Paroisse de l’Immaculée Conception de Pain Court

C’est la misère extrême des ancêtres qui a donné le jour au nom de Pain Court. Les missionnaires disaient : « Je m’en vais dans la mission du pain court », ou tout simplement : « Je m’en vais à Pain Court. » Et le nom prit racine pour toujours...


 

 

L’histoire de la paroisse de l’Immaculée Conception de Pain Court est inséparablement reliée à celle de la paroisse de Saint-Pierre dont elle était d’abord une mission. En 1851, Mgr de Charbonnel, évêque de Toronto, chargea le curé Claude-Antoine Ternet de faire construire une chapelle à Pain Court, sur le site en face du cimetière actuel. Saint Joseph fut choisi comme patron. D’après le recensement de 1851, le canton de Dover du comté de Kent, comptait plus de 1 100 catholiques, environ 200 familles, la plupart canadiennes-françaises.
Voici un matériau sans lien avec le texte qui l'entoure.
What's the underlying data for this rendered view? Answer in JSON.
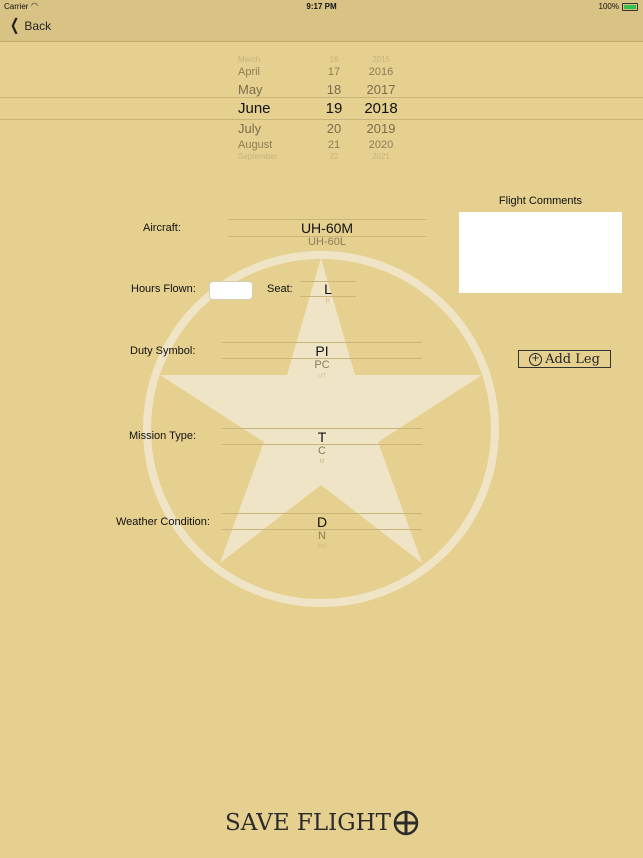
{
  "status_bar": {
    "carrier": "Carrier",
    "time": "9:17 PM",
    "battery": "100%",
    "battery_level": 1.0
  },
  "nav": {
    "back_label": "Back"
  },
  "date_picker": {
    "months": [
      "March",
      "April",
      "May",
      "June",
      "July",
      "August",
      "September"
    ],
    "days": [
      "16",
      "17",
      "18",
      "19",
      "20",
      "21",
      "22"
    ],
    "years": [
      "2015",
      "2016",
      "2017",
      "2018",
      "2019",
      "2020",
      "2021"
    ],
    "selected": {
      "month": "June",
      "day": "19",
      "year": "2018"
    }
  },
  "form": {
    "aircraft": {
      "label": "Aircraft:",
      "selected": "UH-60M",
      "next": "UH-60L"
    },
    "hours_flown": {
      "label": "Hours Flown:",
      "value": ""
    },
    "seat": {
      "label": "Seat:",
      "selected": "L",
      "next": "R"
    },
    "duty_symbol": {
      "label": "Duty Symbol:",
      "selected": "PI",
      "next": "PC",
      "faint": "UT"
    },
    "mission_type": {
      "label": "Mission Type:",
      "selected": "T",
      "next": "C",
      "faint": "M"
    },
    "weather": {
      "label": "Weather Condition:",
      "selected": "D",
      "next": "N",
      "faint": "NG"
    }
  },
  "comments": {
    "label": "Flight Comments",
    "value": ""
  },
  "buttons": {
    "add_leg": "Add Leg",
    "save": "SAVE FLIGHT"
  },
  "colors": {
    "background": "#e5d08f",
    "navbar": "#d8c284",
    "emblem": "#efe5c6"
  }
}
La fondation officielle de la paroisse de l’Immaculée Conception de Pain Court remonte à l’année 1853, lorsque l’abbé Jean-Thomas Raynel, vint prendre charge de la paroisse de Saint-Pierre et de deux de ses missions annexes, Pain Court et Grande Pointe. (Il est intéressant de noter que la paroisse de Saint-Pierre embrassait, en 1834, un vaste territoire dont furent aussi plus tard détachées les paroisses de Belle-Rivière, Saint-Joachim, Pointe-aux-Roches, Staples, Tilbury, Raleigh, Chatham, Wallaceburg, Lambton, Dresden, Thamesville, Bothwell et Blenheim.) Sa première attribution fut la construction d’une église à Pain Court sur le terrain où se trouve le cimetière actuel, mais donnant sur le fossé que l’on appelle communément « le crique ». Puisque Sa Sainteté le pape Pie IX avait fixé la date de la proclamation du dogme de l’Immaculée Conception au 8 décembre 1854, la patronne de la nouvelle église était tout désignée; ce serait l’Immaculée Conception, mais on conserverait saint Joseph comme second patron.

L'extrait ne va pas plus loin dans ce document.